We as a company are focused on import substitutive products, which require some innovation. Let me cite one case. All generators of more than 300 megawatts require one special equipment called sub-harmonic injection system for their stator protection. A leading global player is a sole supplier to all thermal, hydro, nuclear or any other power plant of higher capacity in India. Due to certain embargo restrictions, the company refused supply sub-harmonic injection systems to nuclear power plants. During the course of our discussion with Nuclear Power Corporation of India Ltd (NPCIL), this issue was highlighted to us, and we were asked if we would like to take up this development since it is a critical piece of equipment. We took up that challenge and, within a year, completed the product and thoroughly type tested it. Today, we are ready to commission that system. In another outcome from that same project, we have also developed a health monitoring system and would be soon patenting it.

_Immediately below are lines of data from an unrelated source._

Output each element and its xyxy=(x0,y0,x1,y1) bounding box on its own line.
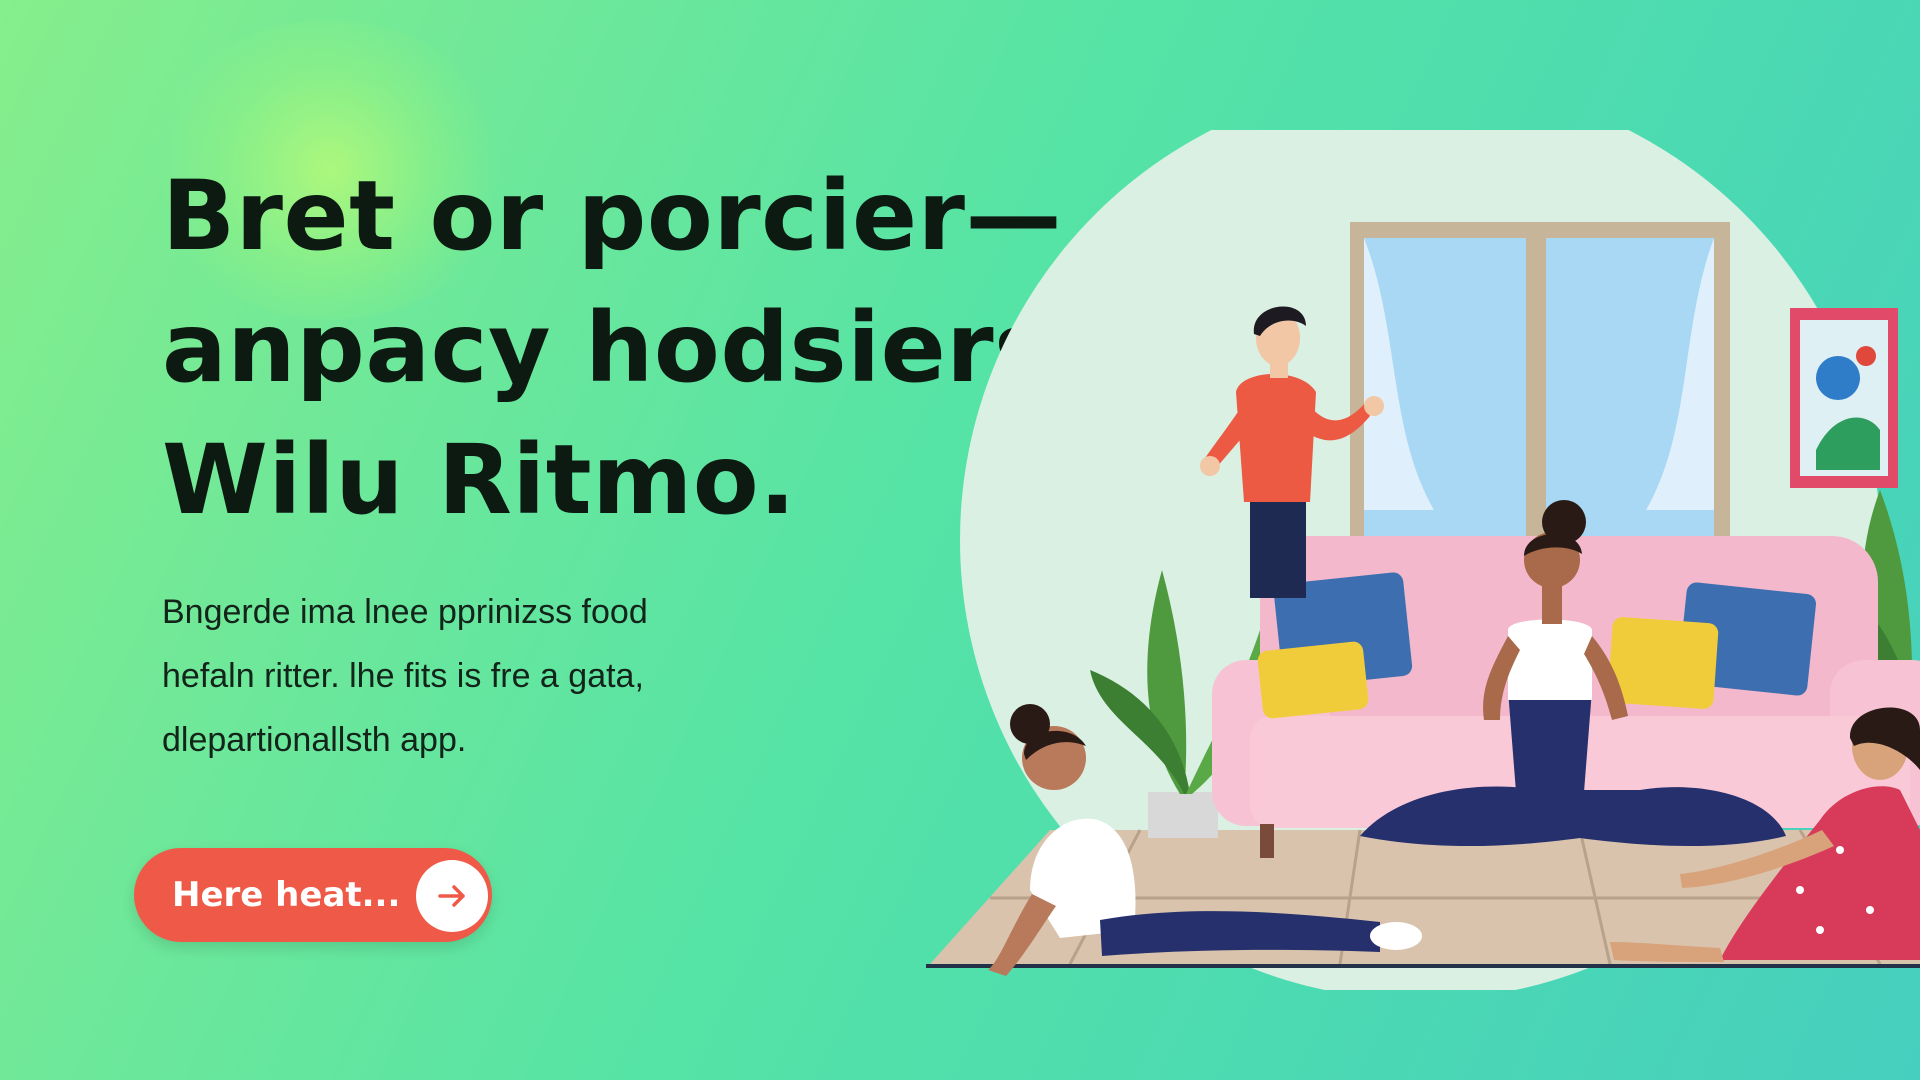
cta-label: Here heat... xyxy=(172,875,401,915)
subtext-line: Bngerde ima lnee pprinizss food xyxy=(162,593,648,631)
subtext-line: dlepartionallsth app. xyxy=(162,721,467,759)
arrow-right-icon xyxy=(416,860,488,932)
wall-picture xyxy=(1790,308,1898,488)
living-room-illustration xyxy=(926,130,1920,990)
hero-subtext: Bngerde ima lnee pprinizss food hefaln r… xyxy=(162,580,862,772)
subtext-line: hefaln ritter. lhe fits is fre a gata, xyxy=(162,657,644,695)
window xyxy=(1350,222,1730,572)
cta-button[interactable]: Here heat... xyxy=(134,848,492,942)
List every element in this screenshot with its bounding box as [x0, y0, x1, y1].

Since 2014 the federal government has laid a very strong emphasis on renewable energy. Are you also developing products for that segment?
We look at energy management as a holistic solution irrespective of whether it is for thermal, hydro or renewable sources of energy such as solar or wind. We have been working with wind farms for the porting of their data to the cloud. There are several instances when there is a good wind available for generating power but due to reasons such as an unscheduled maintenance, it does not get lifted into the gird. That is a potential loss for investors. We have looked at energy management systems for renewable energy from that point of view. So far, we have not ventured too much into solar.
What is your outlook for the industry in the medium and long-term?
People have to stop looking at energy as an infinite source. Since there is a crisis in energy, that perception and presumption will have to be abandoned. Localised distribution, generation and consumption have to be promoted in a very big way. Many proponents of energy conservation have proposed that if the village can generate and consume their own electricity it will help them become self-sustainable. That can also be made a part of our medium to long-term planning. Unfortunately, what has so far happened is that electricity generated in rural parts of the country is fed to urban areas, with rural areas often being forced to go without adequate electric supply. Now, this is ironical. One of the things required is that be it hydro, thermal or renewable energy of wind and solar, its generation and distribution must be localised into smaller or self-contained grids. Rather than planning big investments, making smaller investments with active support from the government will perhaps go a long way in effectively planning our energy strategy in both medium and long-term.